On June 30, U.S. Trade Representative Michael Froman, former U.S. Trade Representative Clayton Yeutter, and other trade policy experts joined Cato’s trade scholars in the Hayek Auditorium for an event titled: “Should Free Traders Support the Trans-Pacific Partnership?” The main purpose of the event was to reveal the findings of a forthcoming paper by my trade center colleagues and me, in which we provide a chapter-by-chapter assessment of the 30-chapter, 5,500-page trade deal and reach the conclusion that, yes, free traders should support the TPP.
In our assessment, we make the distinction between free trade and free trade agreements:
For free traders, the ideal is free trade: No border barriers; no domestic regulations or policies that have protectionist intent or effects or that otherwise bestow relative privileges on domestic companies or their products; no superfluous rules that are merely tangentially related to trade, but violations of which can be invoked to erect new impediments to trade. Measured against those standards, the TPP – with its 5,500 pages of explicit rules and exemptions – would not pass the free trade test. The TPP is not free trade. Like all other U.S. trade agreements, the TPP is a managed trade agreement, with provisions that both liberalize and restrict trade and investment. Some free traders would reject the TPP out of hand for its failure to eliminate all restrictions.

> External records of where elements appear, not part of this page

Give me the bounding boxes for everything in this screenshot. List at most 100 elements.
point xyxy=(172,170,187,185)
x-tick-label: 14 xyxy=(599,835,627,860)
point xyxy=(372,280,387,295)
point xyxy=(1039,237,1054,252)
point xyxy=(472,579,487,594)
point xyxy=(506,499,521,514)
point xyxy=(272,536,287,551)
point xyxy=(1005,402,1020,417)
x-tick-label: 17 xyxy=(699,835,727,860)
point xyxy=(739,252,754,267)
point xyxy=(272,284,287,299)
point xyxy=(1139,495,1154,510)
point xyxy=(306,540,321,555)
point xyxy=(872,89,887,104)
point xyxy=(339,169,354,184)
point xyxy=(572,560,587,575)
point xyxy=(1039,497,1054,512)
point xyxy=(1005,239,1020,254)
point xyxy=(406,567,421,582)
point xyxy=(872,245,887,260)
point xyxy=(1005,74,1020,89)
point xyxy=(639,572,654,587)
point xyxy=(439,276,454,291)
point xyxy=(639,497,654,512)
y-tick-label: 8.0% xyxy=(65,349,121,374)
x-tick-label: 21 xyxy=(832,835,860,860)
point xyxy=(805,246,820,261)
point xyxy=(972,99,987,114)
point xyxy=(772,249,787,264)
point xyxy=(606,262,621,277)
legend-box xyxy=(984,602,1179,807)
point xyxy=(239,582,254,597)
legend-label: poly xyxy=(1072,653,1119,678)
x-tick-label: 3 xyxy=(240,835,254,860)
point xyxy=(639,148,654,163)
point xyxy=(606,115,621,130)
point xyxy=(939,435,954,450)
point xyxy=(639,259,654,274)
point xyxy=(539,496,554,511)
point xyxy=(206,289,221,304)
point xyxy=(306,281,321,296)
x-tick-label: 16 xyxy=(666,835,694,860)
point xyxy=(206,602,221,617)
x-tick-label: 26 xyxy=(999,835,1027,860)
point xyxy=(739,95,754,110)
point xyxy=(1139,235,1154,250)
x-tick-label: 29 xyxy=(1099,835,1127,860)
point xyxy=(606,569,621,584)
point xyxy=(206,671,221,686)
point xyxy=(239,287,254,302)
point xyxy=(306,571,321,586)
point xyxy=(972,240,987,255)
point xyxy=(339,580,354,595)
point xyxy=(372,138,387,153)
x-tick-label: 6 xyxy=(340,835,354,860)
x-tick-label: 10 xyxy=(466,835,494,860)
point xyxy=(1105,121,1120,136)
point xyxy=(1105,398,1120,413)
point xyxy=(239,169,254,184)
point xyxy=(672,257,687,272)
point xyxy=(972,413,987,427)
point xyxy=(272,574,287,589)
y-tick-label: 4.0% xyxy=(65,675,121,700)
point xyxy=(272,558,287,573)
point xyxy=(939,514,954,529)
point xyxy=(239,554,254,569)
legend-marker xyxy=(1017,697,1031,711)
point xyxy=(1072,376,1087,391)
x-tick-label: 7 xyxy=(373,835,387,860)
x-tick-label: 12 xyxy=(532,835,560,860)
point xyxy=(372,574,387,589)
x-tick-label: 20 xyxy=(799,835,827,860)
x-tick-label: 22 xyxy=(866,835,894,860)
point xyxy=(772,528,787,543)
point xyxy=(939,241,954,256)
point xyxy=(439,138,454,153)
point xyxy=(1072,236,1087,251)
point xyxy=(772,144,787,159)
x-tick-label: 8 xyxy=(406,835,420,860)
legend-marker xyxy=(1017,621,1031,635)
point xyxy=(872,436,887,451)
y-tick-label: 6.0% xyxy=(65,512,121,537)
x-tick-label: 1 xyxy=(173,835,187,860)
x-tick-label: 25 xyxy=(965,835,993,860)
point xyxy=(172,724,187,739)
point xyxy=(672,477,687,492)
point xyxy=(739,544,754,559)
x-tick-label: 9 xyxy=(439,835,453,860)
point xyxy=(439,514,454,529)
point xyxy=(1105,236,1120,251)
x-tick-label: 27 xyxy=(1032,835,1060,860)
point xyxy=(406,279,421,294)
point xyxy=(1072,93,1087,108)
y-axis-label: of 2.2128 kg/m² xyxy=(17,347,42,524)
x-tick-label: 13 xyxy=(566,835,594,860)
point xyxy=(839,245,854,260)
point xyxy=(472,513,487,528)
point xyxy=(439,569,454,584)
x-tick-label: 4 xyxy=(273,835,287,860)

While such comprehensive trade liberalization would be ideal, expecting the TPP to deliver real free trade is unrealistic. That outcome is simply politically unattainable. Holding out for the ideal would make the perfect the enemy of the good, when the good is very likely better than the status quo. If the TPP will deliver more trade liberalization than restriction, and realistic alternatives to more comprehensive liberalization are unavailable, why not support the TPP?
Here is an abstract of the forthcoming paper, which includes our chapter-by-chapter scores, various averages of those scores, an explanation of methodology, and summaries of our scoring rationale for each graded chapter. But here are some bullets:
- We graded 22 of 30 chapters (8 did not lend themselves to this kind of evaluation) on a scale of 0 (protectionist) to 10 (free trade) — with 5 meaning the chapter would have a neutral impact.
- Chapters earning scores above 5 are considered “net liberalizing,” and those graded below 5 are considered “net restrictive.”
- 15 of 22 chapters received scores above 5.
- 5 of 22 chapters received scores below 5.
- 2 of 22 chapters received neutral scores of 5.
- The highest score assigned was 8 and it was assigned to 5 chapters.
- The lowest score assigned was 3 and it was assigned to 3 chapters.
- The median and mode scores were both 6.
- The straight average score was 5.82 (but this measure assigns every chapter the same weight, which doesn’t make sense to do).
- The average for “market access” oriented chapters was 6.18.
- The average for “rules and governance” oriented chapter was 5.45.
- The average for “First Tier” chapters (those that have to most bearing on the quality of the agreement) was 6.63.
- The average for “Second Tier” chapters was 5.36.
- The weighted average (where twice as much weight is assigned to First Tier chapters) was 6.03
Obviously, not everything in a free trade agreement is going to be to the liking of free traders. Some issues simply don’t belong in trade agreements. But in our view every little bit of liberalization helps, and as long at it doesn’t come at a cost that exceeds the benefits, it is worthy of support. The bottom line is that, in our assessment, the TPP would be net liberalizing — it would, on par, increase our economic freedoms. I hope it will be ratified and implemented as soon as possible.